GOV 314 • Competing Visions of the Good Life
1:00 PM-2:00 PM
MEZ B 0.306
Course number may be repeated for credit when topics vary. This course introduces students to the great warring conceptions of the moral foundations and goals of political life, as these have been elaborated by the most revolutionary thinkers in the history of political philosophy. We will begin by confronting the radical challenges posed to our contemporary, liberal-democratic moral assumptions by the visions of justice, of citizenship, and of human flourishing that are elaborated in classival republicanism, in Socratic philosophy, and in medieval Christian political theology. Next, we will explore the philosophic ground of "The Enlightenment" - the vast cultural revolution of the sixteenth and seventeenth centuries that overthrew classical and Christian theory and practice, in order to bring into being the unprecedented secular, technological, rights-centered ideals and institutions and practices that culminate in our American society as analyzed by Tocqueville. In the last weeks we will confront the shattering late-modern and post-modern rejections of our "bourgeois," capitalist, mass-democratic society: first, in Rousseau's still-reverberating rebellion against the liberal Enlightenment, and then in the consequent late-modern and post-modern revolutionary atheisms of the Left (Marx) and of the Right (Nietzsche).

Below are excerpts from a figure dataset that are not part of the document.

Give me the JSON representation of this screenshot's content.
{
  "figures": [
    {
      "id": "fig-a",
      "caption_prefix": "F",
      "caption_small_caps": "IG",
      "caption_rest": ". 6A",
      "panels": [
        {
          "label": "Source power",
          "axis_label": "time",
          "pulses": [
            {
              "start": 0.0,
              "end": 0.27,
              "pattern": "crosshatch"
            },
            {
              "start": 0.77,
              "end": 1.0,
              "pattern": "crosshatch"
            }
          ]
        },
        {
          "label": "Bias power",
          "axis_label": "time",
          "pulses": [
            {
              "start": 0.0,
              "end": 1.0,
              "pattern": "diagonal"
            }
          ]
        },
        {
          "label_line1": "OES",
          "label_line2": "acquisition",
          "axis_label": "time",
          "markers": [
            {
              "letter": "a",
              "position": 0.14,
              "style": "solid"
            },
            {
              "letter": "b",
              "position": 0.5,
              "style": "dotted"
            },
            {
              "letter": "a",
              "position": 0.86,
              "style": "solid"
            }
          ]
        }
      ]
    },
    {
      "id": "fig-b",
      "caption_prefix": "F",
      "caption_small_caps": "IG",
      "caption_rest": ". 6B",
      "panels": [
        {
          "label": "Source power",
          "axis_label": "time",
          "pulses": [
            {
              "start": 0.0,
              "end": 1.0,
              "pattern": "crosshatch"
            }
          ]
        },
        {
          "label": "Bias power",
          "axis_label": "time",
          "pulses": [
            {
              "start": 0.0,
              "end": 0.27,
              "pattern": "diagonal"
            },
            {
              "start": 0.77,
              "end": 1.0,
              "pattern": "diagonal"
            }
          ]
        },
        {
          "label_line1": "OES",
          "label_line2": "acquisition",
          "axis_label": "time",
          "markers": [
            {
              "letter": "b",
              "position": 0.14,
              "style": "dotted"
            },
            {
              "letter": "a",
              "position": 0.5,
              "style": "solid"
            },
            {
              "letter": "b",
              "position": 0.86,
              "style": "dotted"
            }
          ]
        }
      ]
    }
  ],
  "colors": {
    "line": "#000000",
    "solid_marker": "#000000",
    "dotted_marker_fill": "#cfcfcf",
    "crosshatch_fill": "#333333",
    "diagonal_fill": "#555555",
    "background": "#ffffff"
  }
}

35% Final Exam 25% Midterm Exam 30% 5-7 page term paper, topics to be assigned 10% Attendance and participation in discussion sections
The required readings will include (be sure to get the correct translations and editions listed below!): Plato, "Apology of Socrates"; and "Crito" (in "Four Texts on Socrates", West, trans,) Aristotle's "Politics" (Lord trans), Books 1 and 3 St. Thomas Aquinas, "Treatise on Law" (in "On Law, Morality, and Politics," Baungarth ed.), excerpts Thomas Hobbes, "Leviathan" (Martinich ed.), Parts 1 and 2 Francis Bacon, "New Atlantis" (Weinberger ed.) John Locke, "Second Treatise on Government" (Cox ed.) Chapters 1-5, and other excerpts Jean-Jacques Rousseau, "First and Second Discourses" (Masters ed.) Karl Marx, "1844 Manuscripts," sections on self-alienation; and "Communist Manifesto," Part 1 and excerpts (Prometheus Books ed.) Alexis de Toqueville, "Democracy in America," excerpts (Kessler ed.) Friedrich Nietzsche, "Thus Spoke Zarathustra," excerpts (Kaufmann trans.)